I mean, I really just couldn’t take it seriously (I promise I’m getting to the point). On one hand, the writers (if there were any) want me to care about a primary character’s tragic backstory. Fair enough. On the other, there exists an edgy, bearded, samurai character named ‘Zangetsu’ (please), that looks like he popped out of a Shonen anime from the mid-2000’s. Mind you, this story takes place in mid-18th century Europe.
That’s all well and good. We can all laugh at how corny the story is, it’s actually a plus. But where it gets sad is how that fucks up the game itself.
The plot, in a Metroidvania and in an open world game in general, is probably the main driving force behind exploration. In Hollow Knight, we must travel to the City of Tears. In The Legend of Zelda: Breath of the Wild, we must defeat Ganon and free Zelda. In Dark Souls (I’m sorry), we gotta ring them Bells of Awakening.
I suppose it’s a bit of a carrot on a stick. It gives us something to look forward to, and more importantly, look out for. It’s the driving force to do what we do. Why we wade waist-deep in the mud, why we bathe in the blood of our enemies.
If we don’t have a goal, though, we can always just rely on good old curiosity. Seeing what’s around the next corner is always a good excuse to explore. To have that curiosity factor though, the game needs to facilitate that (but we’ll get to that in a bit).
Bloodstained doesn’t have either of those things. For one, the plot, while basking in its own existence, doesn’t do anything in terms of exploration.
I could not tell you why I did the things I did in Bloodstained (jeez, I sound like I’m pleading insanity). Our ‘NPC helper’ characters, namely. . . I can’t even remember their names-anyway! Those characters never give us interesting goals beyond, “Go kill the final boss”.
When you tell me to go kill the final boss, I’m going to assume (whether consciously or not) that everything else is just a barrier preventing me from accomplishing my goal. That every area prior to that final showdown is just, I don’t know, ‘Some Area That Contains an Item I Need’.
That’s what the areas or zones or whatever you want to call them are. They’re just. . . barriers.
As we all know, ‘story’, especially in video games, isn’t just related to the plot and characters. Exploration games have the immense opportunity to tell stories through their environments, through their worlds (I’m talking about world-building here).
Environments can be more than just ‘levels’, they can be places! And when you’re exploring a ‘place’, things become a whole lot more interesting, trust me.

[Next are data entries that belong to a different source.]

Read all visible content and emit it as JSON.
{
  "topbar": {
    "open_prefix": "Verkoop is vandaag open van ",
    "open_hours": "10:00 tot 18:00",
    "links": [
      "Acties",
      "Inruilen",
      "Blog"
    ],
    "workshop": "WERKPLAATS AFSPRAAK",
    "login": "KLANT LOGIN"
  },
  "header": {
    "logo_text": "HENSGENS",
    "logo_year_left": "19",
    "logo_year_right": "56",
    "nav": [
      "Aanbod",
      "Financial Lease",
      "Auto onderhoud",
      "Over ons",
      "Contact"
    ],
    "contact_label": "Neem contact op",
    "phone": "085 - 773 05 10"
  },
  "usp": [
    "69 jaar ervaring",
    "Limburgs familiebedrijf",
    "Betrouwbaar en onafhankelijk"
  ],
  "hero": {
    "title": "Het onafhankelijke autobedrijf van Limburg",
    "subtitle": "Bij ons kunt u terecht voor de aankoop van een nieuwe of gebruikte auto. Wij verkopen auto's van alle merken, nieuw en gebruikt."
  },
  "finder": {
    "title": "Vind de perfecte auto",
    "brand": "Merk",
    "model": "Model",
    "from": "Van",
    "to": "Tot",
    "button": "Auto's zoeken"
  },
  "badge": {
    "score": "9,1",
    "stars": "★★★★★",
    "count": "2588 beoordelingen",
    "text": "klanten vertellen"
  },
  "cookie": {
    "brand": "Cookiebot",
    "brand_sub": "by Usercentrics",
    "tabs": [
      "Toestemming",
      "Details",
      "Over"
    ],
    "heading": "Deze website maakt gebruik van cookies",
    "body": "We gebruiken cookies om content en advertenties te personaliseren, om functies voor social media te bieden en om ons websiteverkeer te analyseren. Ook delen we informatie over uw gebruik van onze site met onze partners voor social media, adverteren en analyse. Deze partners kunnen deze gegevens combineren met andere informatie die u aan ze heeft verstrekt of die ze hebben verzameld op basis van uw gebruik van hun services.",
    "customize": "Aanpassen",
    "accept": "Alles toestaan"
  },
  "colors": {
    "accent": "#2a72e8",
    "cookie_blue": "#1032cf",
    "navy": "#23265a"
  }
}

We can internalize the logic of a world when it’s a place. To make assumptions and actually be curious about what lies around the corner. When we see a gaping hole in the floor of a basement, we start to wonder where it leads.
Beyond just spatial logic, there’s a place’s history. History can make us reflect on a place’s significance, and more importantly, give us clues about the future.

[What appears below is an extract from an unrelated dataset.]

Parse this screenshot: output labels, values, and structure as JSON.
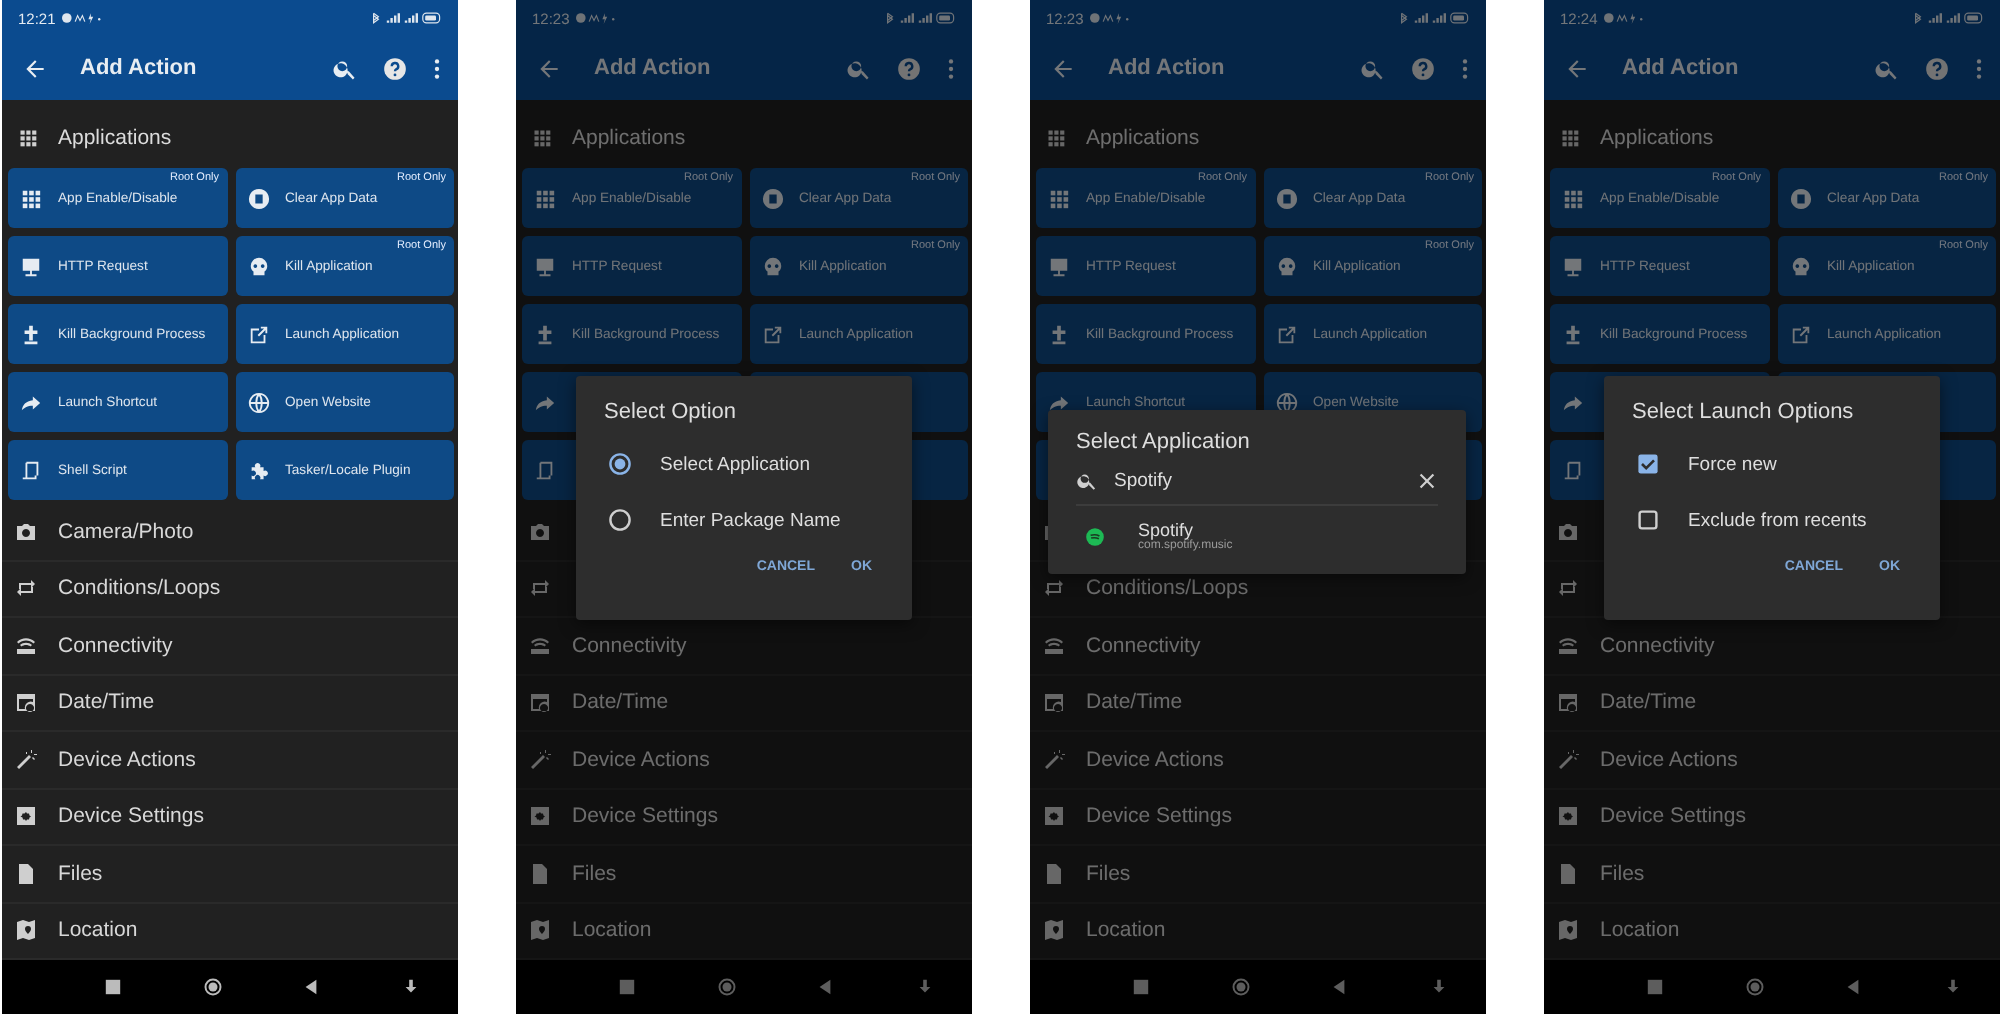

Take that basement (which I completely made up). It turns out that building used to be a den of vampires, until they abruptly disappeared years ago. . . all of a sudden, that gaping hole in the basement’s looking real dark.
We could get into how much atmosphere can be used for effect too. Music, color palette, and whatever else you can think of, play a huge role in that.
Bloodstained has none of it. When you get down to it, the zones are just video game levels.
Connected to the underground waterway is an inferno cave? At the tip top of the castle entrance is an oriental sorcery lab (what the fuck?), that’s actually just a blue forest? There’s whole desert, sandstorms, quicksands and all, towards the bottom of the castle. Like, I’m genuinely confused still, as a type this.
The areas have no internal logic or basis in reality, and there’s no story being told through those areas. They were made because they sounded cool. There’s a desert, in a castle, because why not?
Where it gets really bad is while simultaneously not giving me anything to care about in the world, it asks me to do things to beat the game that are only possible by caring about its reality!
Like, understanding you need a train pass to ride the train. Which is perfectly acceptable when you think about it in a vacuum. Except, in the previous zone, to cross a gap in a bridge too wide to jump, I had to ride in a zombie’s flying chariot, and he’d only let me fly across if I moved a four-foot-tall pillar out of the way with my magic hand.
Additionally, getting the train pass requires you to do a convoluted process involving treks across the entire world map to pick up items you have no idea you need (mind you, the game doesn’t even tell you that you need a train pass, for all you know, you might need another magic hand).
When the world has no consistency, there isn’t any room for us to engage with and be curious about it. To make assumptions and more importantly, make interesting decisions.
If you find yourself in the sewers of the City of Tears in Hollow Knight, for example, you might make the correct assumption that there could be an outlet nearby. That’s a ‘plot’ goal you just set for yourself, even though the game didn’t tell you anything.
Those sewers are also really dark. The pipes you traverse through are long and cramped. And they’re filled with giant infected larvae men (or something) that leap towards you as soon as they see you.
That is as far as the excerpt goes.